AfroerotiK

Erotic provocateur, racially-influenced humanist, relentless champion for the oppressed, and facilitator for social change, Scottie Lowe is the brain child, creative genius and the blood, sweat, and tears behind AfroerotiK. Intended to be part academic, part educational, and part sensual, she, yes SHE gave birth to the website to provide people of African descent a place to escape the narrow-mined, stereotypical, limiting and oft-times degrading beliefs that abound about our sexuality. No, not all Black men are driven by lust by white flesh or to create babies and walk away. No, not all Black women are promiscuous welfare queens. And as hard as it may be to believe, no, not all gay Black men are feminine, down low, or HIV positive. Scottie is putting everything on the table to discuss, debate, and dismantle stereotypes in a healthy exchange of ideas. She hopes to provide a more holistic, informed, and enlightened discussion of Black sexuality and dreams of helping couples be more open, honest, and adventurous in their relationships.

Thursday, July 23, 2015

Empowering vs. Not Empowering

 Young Black women have been sold a bill of goods.  They've been told that anything and everything that they do is empowering.  They've been told that degrading themselves is empowering, that objectifying themselves is empowering.  Well, I've got to do something.  I know they won't hear me.  I know they will react violently, calling me vile names, but I must speak out and tell them that there is no power in devaluing yourself and your womanhood to your sexuality 

EMPOWERING
·         Owning your sexuality, not being ashamed of the number of partners you’ve had, not being slut-shamed for not conforming to the concept that women have to be asexual and pure to have value.  Human beings are sexual beings.  Women have a right to pleasure and they shouldn’t be ashamed of their desire and/or need for touch, intimacy, arousal, pleasure, or orgasms.  

NOT EMPOWERING
·         Being indiscriminate with your body, sharing it with people who have not earned your trust, respect, or who don’t value you as a person.  Having casual sex with people whose only intent is to get off, who don’t see your totality as a human being is not empowering.  Can you have casual sex?  Of course, that is your right as a human being.  Is it empowering to be used by someone in essence so they don’t have to masturbate?  No.  Is it empowering to use someone, to not take their humanity, feelings, and personhood into consideration?  No!  You derive no power from letting people use you, nor is it empowering to use other people.
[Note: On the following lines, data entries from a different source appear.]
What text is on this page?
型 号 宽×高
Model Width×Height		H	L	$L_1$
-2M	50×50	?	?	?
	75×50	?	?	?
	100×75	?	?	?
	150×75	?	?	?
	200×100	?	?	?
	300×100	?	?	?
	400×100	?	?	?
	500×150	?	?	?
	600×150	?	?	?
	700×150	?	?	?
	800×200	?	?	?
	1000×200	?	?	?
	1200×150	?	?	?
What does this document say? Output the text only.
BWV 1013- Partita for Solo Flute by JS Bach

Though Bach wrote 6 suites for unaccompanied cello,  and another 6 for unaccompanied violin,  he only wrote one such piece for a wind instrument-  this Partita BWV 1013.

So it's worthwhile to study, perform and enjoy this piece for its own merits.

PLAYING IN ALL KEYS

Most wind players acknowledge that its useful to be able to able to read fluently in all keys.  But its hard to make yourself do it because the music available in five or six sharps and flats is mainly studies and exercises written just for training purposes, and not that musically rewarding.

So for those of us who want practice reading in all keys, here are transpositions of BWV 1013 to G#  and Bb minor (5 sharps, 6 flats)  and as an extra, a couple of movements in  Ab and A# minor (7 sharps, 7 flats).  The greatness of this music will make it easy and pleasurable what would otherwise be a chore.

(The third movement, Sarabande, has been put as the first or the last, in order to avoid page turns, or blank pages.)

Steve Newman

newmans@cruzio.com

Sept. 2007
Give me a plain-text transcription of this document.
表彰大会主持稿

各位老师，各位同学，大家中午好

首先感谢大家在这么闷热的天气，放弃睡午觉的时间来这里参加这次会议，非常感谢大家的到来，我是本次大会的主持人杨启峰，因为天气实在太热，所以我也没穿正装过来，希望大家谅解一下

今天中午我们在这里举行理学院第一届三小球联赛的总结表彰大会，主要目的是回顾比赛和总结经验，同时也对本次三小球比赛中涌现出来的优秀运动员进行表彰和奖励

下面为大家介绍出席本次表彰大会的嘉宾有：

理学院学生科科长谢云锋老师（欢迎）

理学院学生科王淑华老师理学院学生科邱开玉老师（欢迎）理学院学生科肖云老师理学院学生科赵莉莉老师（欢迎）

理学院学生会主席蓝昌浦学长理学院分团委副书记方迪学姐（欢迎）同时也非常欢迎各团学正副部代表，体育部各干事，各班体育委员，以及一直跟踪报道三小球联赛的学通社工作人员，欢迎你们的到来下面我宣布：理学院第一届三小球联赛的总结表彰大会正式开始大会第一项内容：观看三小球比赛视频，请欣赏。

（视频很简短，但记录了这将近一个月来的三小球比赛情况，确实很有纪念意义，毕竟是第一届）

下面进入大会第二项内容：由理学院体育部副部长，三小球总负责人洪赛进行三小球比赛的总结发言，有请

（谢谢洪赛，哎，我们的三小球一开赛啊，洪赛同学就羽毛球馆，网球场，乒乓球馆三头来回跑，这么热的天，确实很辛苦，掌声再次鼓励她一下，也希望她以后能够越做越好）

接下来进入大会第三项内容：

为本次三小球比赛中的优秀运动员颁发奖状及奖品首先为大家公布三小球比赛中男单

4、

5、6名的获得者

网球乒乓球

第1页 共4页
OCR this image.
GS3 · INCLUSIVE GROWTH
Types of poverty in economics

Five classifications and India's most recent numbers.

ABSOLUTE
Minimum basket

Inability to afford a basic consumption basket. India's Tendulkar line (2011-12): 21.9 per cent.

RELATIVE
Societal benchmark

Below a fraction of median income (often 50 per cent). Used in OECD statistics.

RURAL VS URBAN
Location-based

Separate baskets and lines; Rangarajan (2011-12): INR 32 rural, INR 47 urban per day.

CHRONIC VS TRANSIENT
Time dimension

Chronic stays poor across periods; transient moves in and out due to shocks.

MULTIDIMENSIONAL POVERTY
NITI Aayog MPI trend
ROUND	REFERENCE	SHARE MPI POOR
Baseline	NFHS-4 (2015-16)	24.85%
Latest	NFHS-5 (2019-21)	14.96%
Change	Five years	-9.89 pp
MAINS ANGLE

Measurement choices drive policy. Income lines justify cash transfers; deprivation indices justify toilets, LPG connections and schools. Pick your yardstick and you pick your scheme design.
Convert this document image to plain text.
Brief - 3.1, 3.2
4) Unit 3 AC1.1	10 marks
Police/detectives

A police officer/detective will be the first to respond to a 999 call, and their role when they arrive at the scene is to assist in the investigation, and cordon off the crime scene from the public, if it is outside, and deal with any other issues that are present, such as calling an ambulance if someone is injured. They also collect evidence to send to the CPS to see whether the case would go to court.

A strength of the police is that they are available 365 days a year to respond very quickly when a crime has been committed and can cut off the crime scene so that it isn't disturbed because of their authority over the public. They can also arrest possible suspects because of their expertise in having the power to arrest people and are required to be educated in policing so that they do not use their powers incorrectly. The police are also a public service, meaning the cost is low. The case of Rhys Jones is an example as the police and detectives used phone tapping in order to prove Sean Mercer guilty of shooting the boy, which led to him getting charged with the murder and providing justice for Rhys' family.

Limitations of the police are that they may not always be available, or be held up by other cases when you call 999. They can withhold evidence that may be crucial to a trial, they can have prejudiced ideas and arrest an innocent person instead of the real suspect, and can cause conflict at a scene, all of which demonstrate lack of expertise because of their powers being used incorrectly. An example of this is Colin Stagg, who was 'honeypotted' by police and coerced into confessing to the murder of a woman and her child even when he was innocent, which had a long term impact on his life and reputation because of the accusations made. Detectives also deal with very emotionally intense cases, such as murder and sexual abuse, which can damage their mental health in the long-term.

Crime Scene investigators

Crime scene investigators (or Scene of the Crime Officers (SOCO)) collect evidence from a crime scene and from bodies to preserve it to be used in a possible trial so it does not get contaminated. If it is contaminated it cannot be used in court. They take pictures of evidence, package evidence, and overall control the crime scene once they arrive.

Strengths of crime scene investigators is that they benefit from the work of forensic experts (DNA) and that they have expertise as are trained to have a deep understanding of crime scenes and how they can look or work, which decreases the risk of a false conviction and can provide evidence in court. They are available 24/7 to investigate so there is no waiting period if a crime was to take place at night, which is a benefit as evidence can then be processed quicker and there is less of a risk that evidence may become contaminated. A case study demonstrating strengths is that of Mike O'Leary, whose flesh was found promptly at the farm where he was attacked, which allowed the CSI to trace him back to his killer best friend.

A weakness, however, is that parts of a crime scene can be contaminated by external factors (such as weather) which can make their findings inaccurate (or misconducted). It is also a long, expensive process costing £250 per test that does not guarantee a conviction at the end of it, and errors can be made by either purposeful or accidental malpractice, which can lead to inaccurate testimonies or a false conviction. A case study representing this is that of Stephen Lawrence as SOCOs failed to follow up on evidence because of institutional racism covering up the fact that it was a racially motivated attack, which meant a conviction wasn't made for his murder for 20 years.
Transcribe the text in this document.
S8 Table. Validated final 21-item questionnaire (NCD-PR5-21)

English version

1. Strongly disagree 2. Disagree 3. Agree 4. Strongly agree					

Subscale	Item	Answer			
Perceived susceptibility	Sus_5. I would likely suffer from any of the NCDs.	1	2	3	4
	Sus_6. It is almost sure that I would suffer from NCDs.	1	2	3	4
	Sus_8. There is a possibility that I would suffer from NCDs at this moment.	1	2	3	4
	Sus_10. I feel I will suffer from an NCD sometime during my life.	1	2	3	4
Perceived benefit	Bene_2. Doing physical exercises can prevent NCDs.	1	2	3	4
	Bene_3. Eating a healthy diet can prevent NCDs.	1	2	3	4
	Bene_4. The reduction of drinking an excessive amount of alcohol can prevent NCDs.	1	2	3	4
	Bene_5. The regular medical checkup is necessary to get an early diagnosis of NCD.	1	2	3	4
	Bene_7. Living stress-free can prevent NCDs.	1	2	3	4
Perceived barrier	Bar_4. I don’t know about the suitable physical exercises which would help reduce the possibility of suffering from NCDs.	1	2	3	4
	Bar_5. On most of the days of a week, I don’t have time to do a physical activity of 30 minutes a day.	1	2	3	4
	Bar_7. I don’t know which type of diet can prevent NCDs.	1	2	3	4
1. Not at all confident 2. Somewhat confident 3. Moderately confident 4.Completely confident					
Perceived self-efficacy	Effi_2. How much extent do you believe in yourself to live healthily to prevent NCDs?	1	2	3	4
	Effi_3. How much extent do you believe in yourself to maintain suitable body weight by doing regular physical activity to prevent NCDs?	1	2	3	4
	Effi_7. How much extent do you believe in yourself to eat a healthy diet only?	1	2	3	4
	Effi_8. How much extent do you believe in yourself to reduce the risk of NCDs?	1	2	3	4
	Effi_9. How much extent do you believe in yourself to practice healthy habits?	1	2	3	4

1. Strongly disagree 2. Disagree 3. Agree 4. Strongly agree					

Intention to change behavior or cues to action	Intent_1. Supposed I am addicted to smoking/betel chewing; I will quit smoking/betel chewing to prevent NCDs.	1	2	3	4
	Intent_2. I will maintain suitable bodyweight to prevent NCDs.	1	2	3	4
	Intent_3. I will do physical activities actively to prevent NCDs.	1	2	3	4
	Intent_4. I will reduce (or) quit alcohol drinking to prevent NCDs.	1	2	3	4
Using people is manipulative, it’s immature, it’s dysfunctional.  As much as people want to deny it, as much as people swear that casual sex has no consequences, it does.  Physical intimacy with another person is not recreation.  I’m NOT saying that sex is bad, I’m not saying people need to be chaste and asexual.  I’m saying it’s immature to think that using people is empowering.  

EMPOWERING
·         Feeling confident and beautiful in the skin you’re in.  Holding your head high, knowing that in your own unique imperfection that there is value and worth beyond anything that society can define or label. Empowering is being an individual who doesn’t conform, who doesn’t NEED external validation in order to feel attractive but who can graciously say, “Thank you,” when it’s given.  Empowerment is the unshakable knowledge that your beauty comes from being intelligent, having integrity, creating a style that is not contingent upon having men lust after how many of your body parts are on public display.  Empowering is knowing that you are sexy without having to show that you are sexy.  

NOT EMPOWERING
·         Spending inordinate amounts of money on your clothes, shoes, make-up, hair, and nails, often times to the point of debt, in order to conform to what society says is attractive is not empowering.  Needing external validation of your attractiveness = not empowering.  Putting your sexuality and body on display like it’s a commodity to be purchased.  Defining your beauty by what men determine is attractive to them.  Needing to alter everything about your appearance before you can feel confident, having to present to the world this false image of perfection at all times.  Calculating your self-worth by the number of people who tell you that you are sexy or hot, measuring your beauty by comparing yourself to celebrities is the very definition of not being empowered.  I KNOW, I know, you’ve been told that anything that women do is empowering.  You’ve been told that a woman objectifying herself is empowering.  Conforming to patriarchal, sexist, misogynist, limiting definitions of what it means to be a woman is not empowering however.  It’s the very opposite of being empowered if your power comes from being seen as pretty or sexually desirable to fuel men’s desire for you.